Achorisme & Bosselutades
En quête du Sensible
C’est en fidèle disciple de la famille Achor que je vins écouter votre Achorisme ce mercredi 20 avril. Après plusieurs années de disette, mon anticipation était grande à l’idée de retrouver Jean-Paul et ses compagnons dans leur quête infinie pour la sensibilité la plus pure. Celle des interprètes… et celle du public. Je ne fus pas déçu car je retrouvais mes sensations intactes. Sensations que je vais tenter de formuler ici.
Alors que l’atmosphère caverneuse et glaciale du « Grand Amphi de Math » peut aisément anesthésier l’écoute et les zygomatiques au début des représentations, le velours de vos voix et l’humour de votre artisan nous enveloppèrent instantanément et ne nous quittèrent plus.
Mais comment font-ils pour irradier une telle chaleur dans cette grande cave presque vide ? pensais-je immédiatement. Leur nombre n’est pas impressionnant. Le nôtre non plus. Leur voix n’est pas imposante. D’ailleurs, ils n’imposent pas leur étincelle avec force et flamboyance, tel un orchestre ou un grand chœur. Leur feu est intérieur. Il couve, timidement, subtilement, léger et capricant parfois, mais sans faiblesse. Et vif ! Toujours, pour nous pénétrer plus intensément par vagues surprenantes et déconcertantes.

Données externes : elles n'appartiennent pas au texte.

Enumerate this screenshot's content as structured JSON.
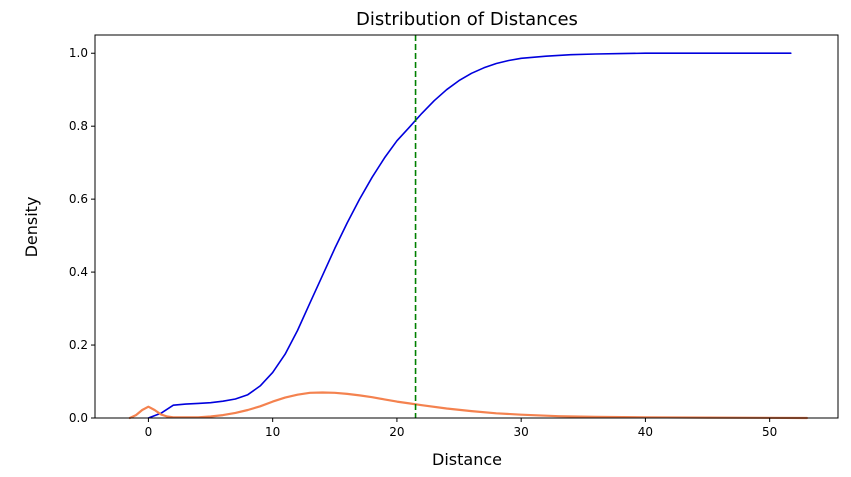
{
  "chart_data": {
    "type": "line",
    "title": "Distribution of Distances",
    "xlabel": "Distance",
    "ylabel": "Density",
    "xlim": [
      -4.3,
      55.5
    ],
    "ylim": [
      0,
      1.05
    ],
    "xticks": [
      0,
      10,
      20,
      30,
      40,
      50
    ],
    "yticks": [
      0.0,
      0.2,
      0.4,
      0.6,
      0.8,
      1.0
    ],
    "xtick_labels": [
      "0",
      "10",
      "20",
      "30",
      "40",
      "50"
    ],
    "ytick_labels": [
      "0.0",
      "0.2",
      "0.4",
      "0.6",
      "0.8",
      "1.0"
    ],
    "grid": false,
    "legend": null,
    "vline": {
      "x": 21.5,
      "color": "#008000",
      "style": "dashed"
    },
    "series": [
      {
        "color": "#0000dd",
        "x": [
          0,
          1,
          2,
          3,
          4,
          5,
          6,
          7,
          8,
          9,
          10,
          11,
          12,
          13,
          14,
          15,
          16,
          17,
          18,
          19,
          20,
          21,
          22,
          23,
          24,
          25,
          26,
          27,
          28,
          29,
          30,
          32,
          34,
          36,
          38,
          40,
          45,
          51.7
        ],
        "y": [
          0.0,
          0.013,
          0.035,
          0.038,
          0.04,
          0.042,
          0.046,
          0.052,
          0.064,
          0.088,
          0.125,
          0.175,
          0.24,
          0.315,
          0.39,
          0.465,
          0.535,
          0.6,
          0.66,
          0.713,
          0.76,
          0.797,
          0.835,
          0.87,
          0.9,
          0.925,
          0.945,
          0.96,
          0.972,
          0.98,
          0.986,
          0.992,
          0.996,
          0.998,
          0.999,
          1.0,
          1.0,
          1.0
        ]
      },
      {
        "color": "#f4824f",
        "x": [
          -1.5,
          -1,
          -0.5,
          0,
          0.5,
          1,
          1.5,
          2,
          3,
          4,
          5,
          6,
          7,
          8,
          9,
          10,
          11,
          12,
          13,
          14,
          15,
          16,
          17,
          18,
          19,
          20,
          21,
          22,
          24,
          26,
          28,
          30,
          33,
          36,
          40,
          45,
          53
        ],
        "y": [
          0.0,
          0.008,
          0.022,
          0.031,
          0.022,
          0.01,
          0.004,
          0.002,
          0.002,
          0.002,
          0.004,
          0.008,
          0.014,
          0.022,
          0.032,
          0.045,
          0.056,
          0.064,
          0.069,
          0.07,
          0.069,
          0.066,
          0.062,
          0.057,
          0.051,
          0.045,
          0.04,
          0.035,
          0.026,
          0.019,
          0.013,
          0.009,
          0.005,
          0.003,
          0.002,
          0.001,
          0.0
        ]
      }
    ]
  }
}
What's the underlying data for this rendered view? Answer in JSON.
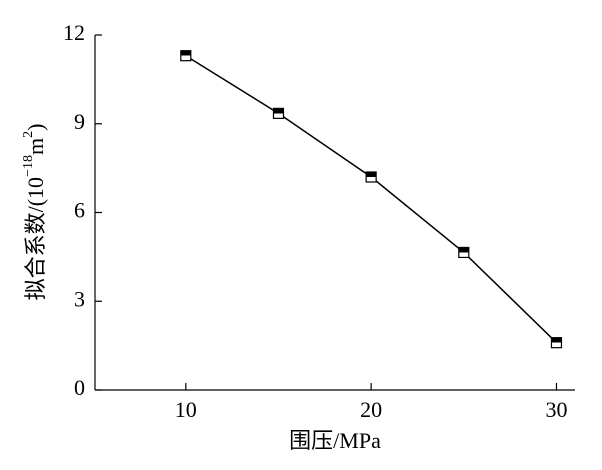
{
  "chart_data": {
    "type": "line",
    "x_label": "围压/MPa",
    "y_label_parts": [
      "拟合系数/(10",
      "−18",
      "m",
      "2",
      ")"
    ],
    "x": [
      10,
      15,
      20,
      25,
      30
    ],
    "series": [
      {
        "name": "拟合系数",
        "color": "#000000",
        "values": [
          11.3,
          9.35,
          7.2,
          4.65,
          1.6
        ]
      }
    ],
    "xlim": [
      5.1,
      31
    ],
    "xticks": [
      10,
      20,
      30
    ],
    "ylim": [
      0,
      12
    ],
    "yticks": [
      0,
      3,
      6,
      9,
      12
    ],
    "legend": false,
    "grid": false
  }
}
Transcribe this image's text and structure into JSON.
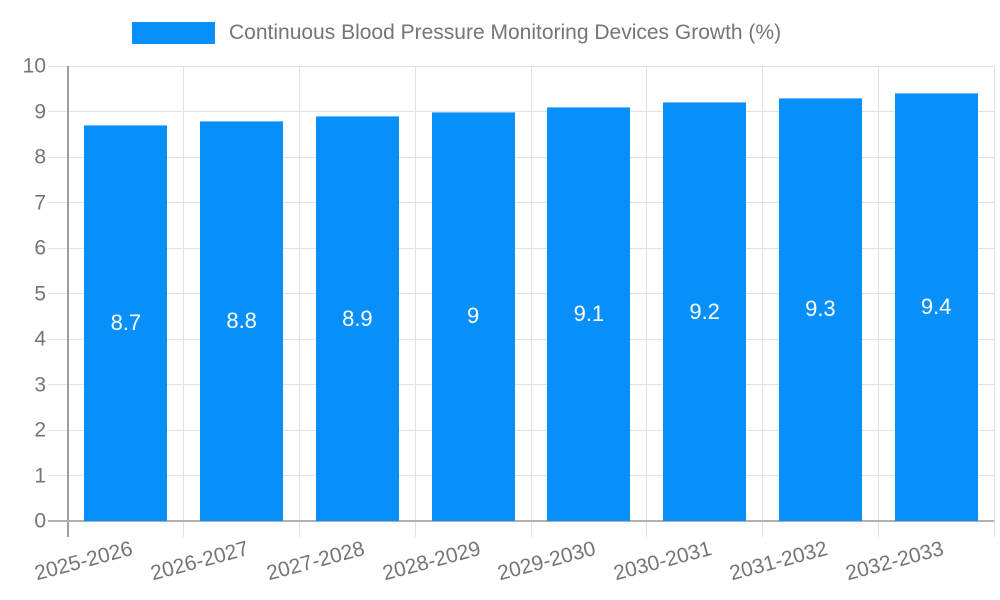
{
  "chart_data": {
    "type": "bar",
    "series_name": "Continuous Blood Pressure Monitoring Devices Growth (%)",
    "categories": [
      "2025-2026",
      "2026-2027",
      "2027-2028",
      "2028-2029",
      "2029-2030",
      "2030-2031",
      "2031-2032",
      "2032-2033"
    ],
    "values": [
      8.7,
      8.8,
      8.9,
      9,
      9.1,
      9.2,
      9.3,
      9.4
    ],
    "bar_value_labels": [
      "8.7",
      "8.8",
      "8.9",
      "9",
      "9.1",
      "9.2",
      "9.3",
      "9.4"
    ],
    "y_tick_labels": [
      "0",
      "1",
      "2",
      "3",
      "4",
      "5",
      "6",
      "7",
      "8",
      "9",
      "10"
    ],
    "ylim": [
      0,
      10
    ],
    "ytick_step": 1,
    "xlabel": "",
    "ylabel": "",
    "grid": true,
    "legend_position": "top",
    "x_label_rotation_deg": -15
  },
  "colors": {
    "bar": "#0890fa",
    "bar_edge": "#6fbcfb",
    "bar_label": "#ffffff",
    "grid": "#e2e2e2",
    "axis": "#9e9e9e",
    "baseline": "#b0b0b0",
    "text": "#757575",
    "background": "#ffffff"
  }
}
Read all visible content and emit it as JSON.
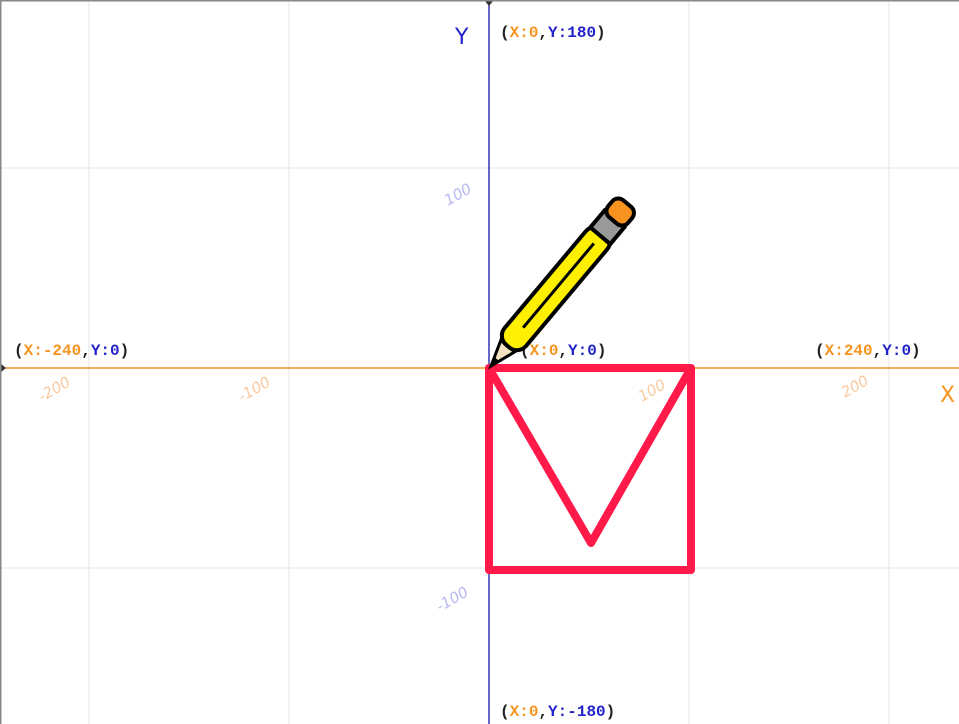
{
  "axes": {
    "y_name": "Y",
    "x_name": "X"
  },
  "coordinate_labels": [
    {
      "segments": [
        "(",
        "X:0",
        ",",
        "Y:180",
        ")"
      ]
    },
    {
      "segments": [
        "(",
        "X:-240",
        ",",
        "Y:0",
        ")"
      ]
    },
    {
      "segments": [
        "(",
        "X:0",
        ",",
        "Y:0",
        ")"
      ]
    },
    {
      "segments": [
        "(",
        "X:240",
        ",",
        "Y:0",
        ")"
      ]
    },
    {
      "segments": [
        "(",
        "X:0",
        ",",
        "Y:-180",
        ")"
      ]
    }
  ],
  "x_tick_labels": [
    "-200",
    "-100",
    "100",
    "200"
  ],
  "y_tick_labels": [
    "100",
    "-100"
  ]
}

Comprenez-moi bien. Tout n’est pas lisse et parfait. Tout n’est pas réussi. Tout ne m’a pas coupé le souffle. Mon oreille, bien qu’acquise et bienveillante, n’en reste pas moins acérée. Mes commentaires ne sont ni flatterie simplette ni adulation aveugle. C’est sans doute ma sincérité parfois crue qui a poussé Jean-Paul à me demander de retranscrire les mots surgis en moi qui vos sons allais buvant. Car j’ai comme vous l’habitude de la belle musique. Je ne compte plus les concerts auxquels j’ai assisté ou participé, amateurs ou moins. J’ai maintenant « pratiqué » plusieurs chœurs. Appris de plusieurs chefs talentueux, inspirés et parfois inspirants. D’autres tours m’ont été montrés que ceux de l’espiègle Bosselut. D’aucuns apportent une précision clinique, d’autres la puissance et l’emphase. Parfois on s’attache à l’unité et à la qualité vocale de l’ensemble. Parfois on travaille la diction et le rapport au texte avec soin. Il m’a été permis de pousser davantage l’improvisation et ses trésors fortuits. Il y a un peu, plus ou moins, de tous ces ingrédients dans les recettes Bosselutiennes. Les plats interprétés par Achor sont complets et variés. Mais l’originalité de vos mélanges ne provient pas de la technique ou de la musicalité que l’on trouve aussi ailleurs, souvent.
Non, ce qui est miraculeux, c’est la sensibilité extrême qui transpire par tous les accords de vos chaudes âmes. Cette sensibilité cultivée par ses Bosselutades sans pareilles nourrit une finesse qui n’attend ni la précision ni la perfection.
Que vous interprétiez des pièces intimistes ou populaires, le toucher de votre son m’évoque celui d’une plume effleurant délicatement l’auditoire quand d’autres, pourtant musicalement habiles voire inspirés, utiliseraient de traditionnels crayons ou stylos. C’est pourquoi vous chatouillez affectueusement nos émotions, comme par accident, quand bien même la maitrise ne serait pas achevée. Les couleurs émergent gracieusement en courants entretissés. Puis elles se font plus prégnantes au détour d’un soufflet se gonflant par les gestes souples de l’équilibriste caracolant. Les rubatos échevelés se succèdent et tiennent l’auditoire en haleine devant des partitions qui pourraient pourtant aussi… plaire, gentiment, seulement. Même les silences, si difficiles à apprécier, prennent ici leur place en continuation de l’harmonie, tantôt ressort pour un élan impétueux, tantôt cédant comme un coussin moelleux.
Je m’arrête ici car j’ai déjà sans doute trop analysé ce qui, par essence, doit se ressentir. Mais vous voyez qu’il y a beaucoup à dire sur votre art, quand on a comme vous la sensibilité chevillée au corps… et la langue bien pendue.